DM: Do you have a writing schedule?

JH: Writing, for me, isn’t much different than alcoholism or some other type of addiction. Maybe that’s why so many writers drink or succumb to other vices. When I’m at my best, I’m sort of a binge writer, losing track of time and ignoring the world around me, but that’s not practical, teaching full-time, supporting a family, so I try to keep a regular schedule, typically with little success. 

DM: Do you work from outlines, notes, or just dive full into chapters and drafts?

JH: I’m more productive when I work from notes, unless I’m on a sort of roll, then it doesn’t really matter. If I had unlimited time to just dive in every day, I’d probably work that way. I’ve found that keeping notes and outlines, regardless of how unorganized they might be, makes life as a writer easier for me and it prevents me from backtracking so much or from forgetting things, especially when putting together longer works. I try to achieve a certain idiosyncrasy with my work and jotting things down helps me keep track of as many details as possible.

DM: How much are you thinking about your readers when you are working on a piece of fiction? 

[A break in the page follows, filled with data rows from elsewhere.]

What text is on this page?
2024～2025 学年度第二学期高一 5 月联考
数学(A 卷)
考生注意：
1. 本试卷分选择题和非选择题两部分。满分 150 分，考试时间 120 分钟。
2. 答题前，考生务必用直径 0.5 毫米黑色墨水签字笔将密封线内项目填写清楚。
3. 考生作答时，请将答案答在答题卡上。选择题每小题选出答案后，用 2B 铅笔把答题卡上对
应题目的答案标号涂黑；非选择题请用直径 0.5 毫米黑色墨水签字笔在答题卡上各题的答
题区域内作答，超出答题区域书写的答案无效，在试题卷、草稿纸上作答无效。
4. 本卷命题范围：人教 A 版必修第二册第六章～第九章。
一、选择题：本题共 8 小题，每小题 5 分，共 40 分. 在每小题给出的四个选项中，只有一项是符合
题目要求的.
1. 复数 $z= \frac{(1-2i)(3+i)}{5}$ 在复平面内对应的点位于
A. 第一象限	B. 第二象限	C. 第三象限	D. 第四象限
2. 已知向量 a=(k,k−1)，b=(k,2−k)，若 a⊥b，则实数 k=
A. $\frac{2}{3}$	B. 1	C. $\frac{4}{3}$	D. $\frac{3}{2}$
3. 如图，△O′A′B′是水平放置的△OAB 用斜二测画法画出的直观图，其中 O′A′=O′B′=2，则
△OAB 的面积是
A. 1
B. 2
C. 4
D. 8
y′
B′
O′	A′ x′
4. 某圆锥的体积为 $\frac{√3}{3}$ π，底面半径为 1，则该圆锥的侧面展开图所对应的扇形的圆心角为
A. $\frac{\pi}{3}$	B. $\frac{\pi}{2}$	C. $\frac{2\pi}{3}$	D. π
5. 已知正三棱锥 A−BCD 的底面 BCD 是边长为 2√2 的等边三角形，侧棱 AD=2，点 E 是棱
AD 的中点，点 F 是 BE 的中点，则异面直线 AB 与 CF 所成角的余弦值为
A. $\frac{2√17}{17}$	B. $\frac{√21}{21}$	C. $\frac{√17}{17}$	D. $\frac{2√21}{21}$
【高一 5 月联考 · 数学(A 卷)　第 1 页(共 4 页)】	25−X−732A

JH: When I’m writing, not at all. But that doesn’t mean that my work is solipsistic or that I don’t care about audience, because I ultimately do. It’s just that such things don’t really concern me until I’m in the process of revision. That’s the point when I decide what should be released into the public. Of course, this involves some speculation because nobody can ever truly know what people will respond to or not, but we use our best judgment and go from there. No single writer or work will ever satisfy every reader, but I’ve always admired writers who are able to achieve great literary art while still appealing to the masses on some level.

DM: What are your writing plans for the future?

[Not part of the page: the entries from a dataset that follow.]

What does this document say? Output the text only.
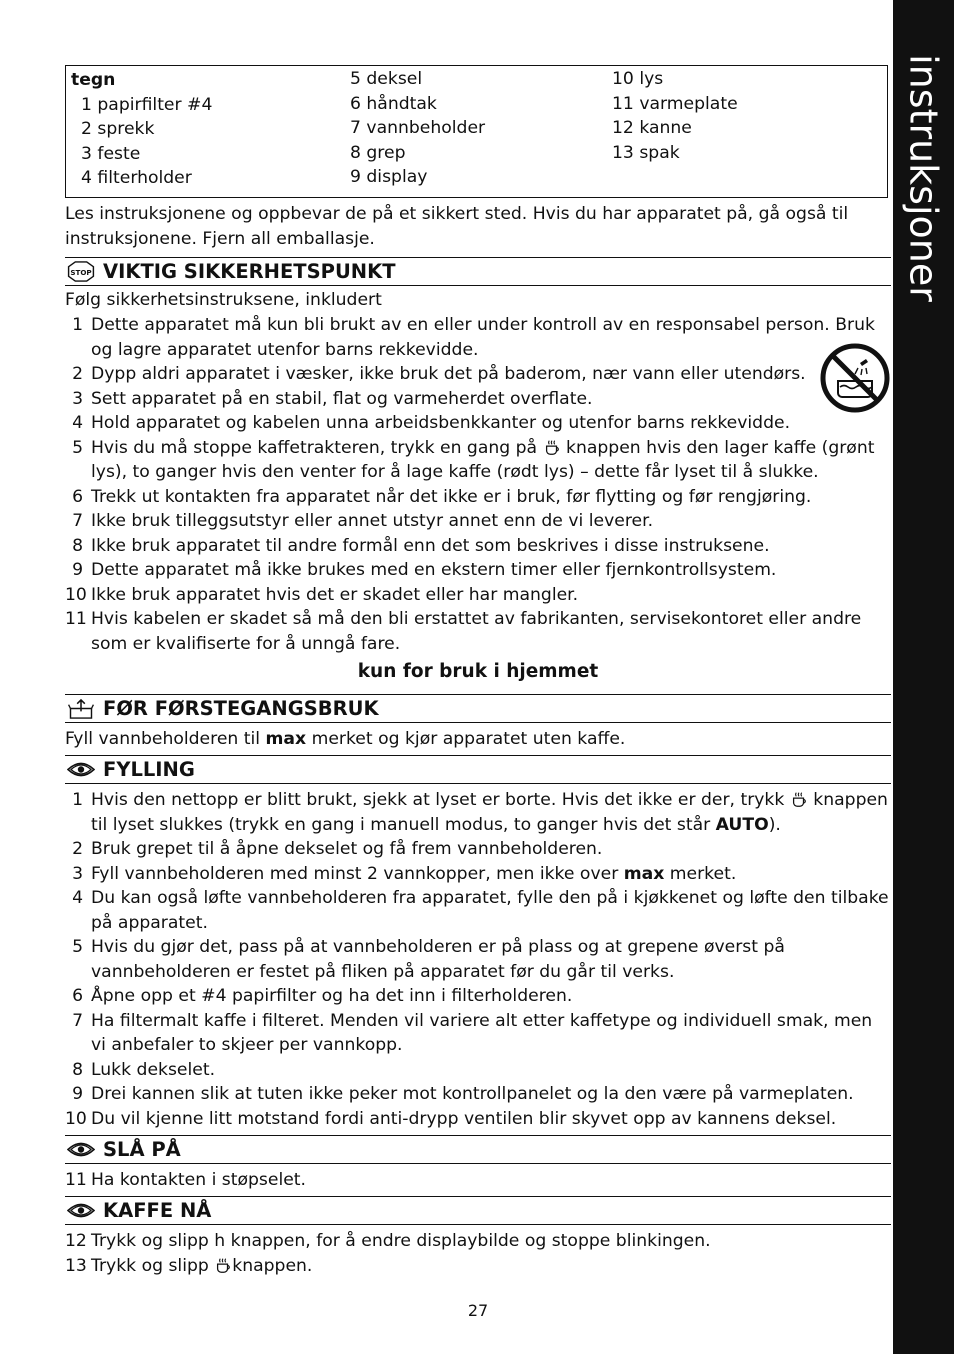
instruksjoner
tegn
1 papirfilter #4
2 sprekk
3 feste
4 filterholder
5 deksel
6 håndtak
7 vannbeholder
8 grep
9 display
10 lys
11 varmeplate
12 kanne
13 spak
Les instruksjonene og oppbevar de på et sikkert sted. Hvis du har apparatet på, gå også til instruksjonene. Fjern all emballasje.
STOP VIKTIG SIKKERHETSPUNKT
Følg sikkerhetsinstruksene, inkludert
1 Dette apparatet må kun bli brukt av en eller under kontroll av en responsabel person. Bruk og lagre apparatet utenfor barns rekkevidde.
2 Dypp aldri apparatet i væsker, ikke bruk det på baderom, nær vann eller utendørs.
3 Sett apparatet på en stabil, flat og varmeherdet overflate.
4 Hold apparatet og kabelen unna arbeidsbenkkanter og utenfor barns rekkevidde.
5 Hvis du må stoppe kaffetrakteren, trykk en gang på  knappen hvis den lager kaffe (grønt lys), to ganger hvis den venter for å lage kaffe (rødt lys) – dette får lyset til å slukke.
6 Trekk ut kontakten fra apparatet når det ikke er i bruk, før flytting og før rengjøring.
7 Ikke bruk tilleggsutstyr eller annet utstyr annet enn de vi leverer.
8 Ikke bruk apparatet til andre formål enn det som beskrives i disse instruksene.
9 Dette apparatet må ikke brukes med en ekstern timer eller fjernkontrollsystem.
10 Ikke bruk apparatet hvis det er skadet eller har mangler.
11 Hvis kabelen er skadet så må den bli erstattet av fabrikanten, servisekontoret eller andre som er kvalifiserte for å unngå fare.
kun for bruk i hjemmet
FØR FØRSTEGANGSBRUK
Fyll vannbeholderen til max merket og kjør apparatet uten kaffe.
FYLLING
1 Hvis den nettopp er blitt brukt, sjekk at lyset er borte. Hvis det ikke er der, trykk  knappen til lyset slukkes (trykk en gang i manuell modus, to ganger hvis det står AUTO).
2 Bruk grepet til å åpne dekselet og få frem vannbeholderen.
3 Fyll vannbeholderen med minst 2 vannkopper, men ikke over max merket.
4 Du kan også løfte vannbeholderen fra apparatet, fylle den på i kjøkkenet og løfte den tilbake på apparatet.
5 Hvis du gjør det, pass på at vannbeholderen er på plass og at grepene øverst på vannbeholderen er festet på fliken på apparatet før du går til verks.
6 Åpne opp et #4 papirfilter og ha det inn i filterholderen.
7 Ha filtermalt kaffe i filteret. Menden vil variere alt etter kaffetype og individuell smak, men vi anbefaler to skjeer per vannkopp.
8 Lukk dekselet.
9 Drei kannen slik at tuten ikke peker mot kontrollpanelet og la den være på varmeplaten.
10 Du vil kjenne litt motstand fordi anti-drypp ventilen blir skyvet opp av kannens deksel.
SLÅ PÅ
11 Ha kontakten i støpselet.
KAFFE NÅ
12 Trykk og slipp h knappen, for å endre displaybilde og stoppe blinkingen.
13 Trykk og slipp knappen.
27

JH: I’m hoping 2014 will be the year I finally settle into a regular writing schedule. I’m working on two different novels now, one set mostly in south Texas and Mexico, using a minor character from NDH as the protagonist, and the other is a continuation of the Buck story. I’ve also got a poetry manuscript that’s been sitting around for a few years. Most of the work actually predates the novel. I’m also looking forward to translating Gonzalo Baeza’s La ciudad de los hotels vacios. If all else fails, I’ll binge my way through it all.

DM: Do you think it’s important for aspiring literary writers to study literature either in or out of the university?

JH: To create the type of literature that aspires to greatness, one must understand the history and spectrum of great literature—it’s as simple as that. There is subjectivity in how “greatness” is defined, of course, but if people actually read what are traditionally considered great books, first hand, it’s sometimes less subjective than many contemporary scholars would have us believe. 

DM: Do you see yourself in a particular literary tradition?

JH: I think it was Melville who said, “It is better to fail in originality than to succeed in imitation.” I make a conscious effort to deliver my fiction in a unique way and provide a distinct narrative voice. Even if one’s writing is unique, though, there is no escaping one’s origins and influences as the echoes of our literary forbearers always manage to come through. I’ll let critics decide where I fall: it’s an exercise in futility for me to place myself within any tradition other than the very broad tradition of literature itself.